I have some training to do. In 31 days and 22 hours I’ll be lining up with others to chase down the finish line of the Mohican 100. Today my biggest question is: will I do 100k, or 100 miles? The second biggest question I have is: how bad do I want to suffer?
I’m not getting in the dirt mileage I need. And now we’re into May. It’s likely the temperature and humidity will only climb, making mountain biking more miserable. Oh, so wonderfully miserable!
At the KyMBA meeting this past Saturday one attendee, the director of a non-cycling trail advocacy group, relayed that he had only ridden a mountain bike one time in his life, and during that ride he had two flats, was riding a cheap and heavy bike, and he tore his pants. To which I replied: “Sounds like you had a great ride!”
Yes, mountain biking is sometimes all about suffering. So go back and read the last sentence of my second paragraph. Oh, so wonderfully miserable! Yes, yes it is.
I’m most likely going to suffer hard in Loudonville a month from now. I accept that. Part of me thinks that over this next month I should just train myself to endure more and more suffering. Who’s with me? You don’t have to commit to suffering yourself; just to being witness to my suffering.
I’m going to start right away. This coming Saturday Mandy and I will be running the Natural Bridge 5k in Eastern Powell County. Currently we are living in Western Powell County. From my sister’s house to the starting line is 22 miles. I will ride to the start of the race, run the 5k, and dominate (in my mind). Sound like I’m setting myself up for failure? Nope, I’m setting myself up to suffer good!
It’s all training, right Dave? If I don’t want to be scalped by the Mohican (groan from the audience) I need to up my efforts (whilst staying uninjured!) for the entirety of May.
For the next 31 days I can’t allow myself the luxury of dry trails, perfect weather, or the creature comforts of the non-MTBing lifestyle. I’ve gotta get dirty and bruised, bitten and burnt, soggy and smelly…

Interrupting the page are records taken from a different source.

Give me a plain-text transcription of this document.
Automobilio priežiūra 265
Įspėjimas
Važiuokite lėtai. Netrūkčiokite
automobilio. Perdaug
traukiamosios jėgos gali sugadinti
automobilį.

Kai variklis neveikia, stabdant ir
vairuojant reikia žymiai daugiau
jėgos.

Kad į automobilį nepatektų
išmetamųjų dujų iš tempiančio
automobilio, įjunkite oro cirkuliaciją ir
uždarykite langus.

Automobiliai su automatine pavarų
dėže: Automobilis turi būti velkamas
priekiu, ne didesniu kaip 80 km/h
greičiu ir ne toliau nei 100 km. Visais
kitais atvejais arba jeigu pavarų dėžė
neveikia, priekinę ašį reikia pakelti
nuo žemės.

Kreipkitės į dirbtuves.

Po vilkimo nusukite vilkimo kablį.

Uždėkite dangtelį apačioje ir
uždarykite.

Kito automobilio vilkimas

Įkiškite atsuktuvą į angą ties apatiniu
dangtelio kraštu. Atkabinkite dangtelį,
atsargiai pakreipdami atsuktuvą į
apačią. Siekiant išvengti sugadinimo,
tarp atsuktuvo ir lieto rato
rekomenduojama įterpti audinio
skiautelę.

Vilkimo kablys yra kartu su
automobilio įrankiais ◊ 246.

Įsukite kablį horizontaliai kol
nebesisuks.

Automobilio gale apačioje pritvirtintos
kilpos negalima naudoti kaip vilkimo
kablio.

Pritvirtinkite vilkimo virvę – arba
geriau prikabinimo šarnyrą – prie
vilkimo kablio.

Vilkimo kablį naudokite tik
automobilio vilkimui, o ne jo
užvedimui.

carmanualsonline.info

Once the Mohican is behind me I’ll hash out my two-months-to-Leadville-plan. That might not seem like much to some, but I have the base, the experience, and the drive to make the most of those two months. What I fear is the lack of focus and will. I can’t let my fear defeat me. Fear is the mind killer. Fear is the little death. I must face my fears.
This year there will not be the option of quitting Leadville. Tired, weak, injured, wrecked, broke down, rained on, hypothermic…none of those excuses will fly. I’ll drag my dying carcass over the finish line this year no matter what. However, my goal is to cruise over the red carpet under blue skies with at least a quarter tank of gas left and the cruise control still on.
May is my test run. How this month goes has a lot to do with the training focus I can expect in June and July. Here we go.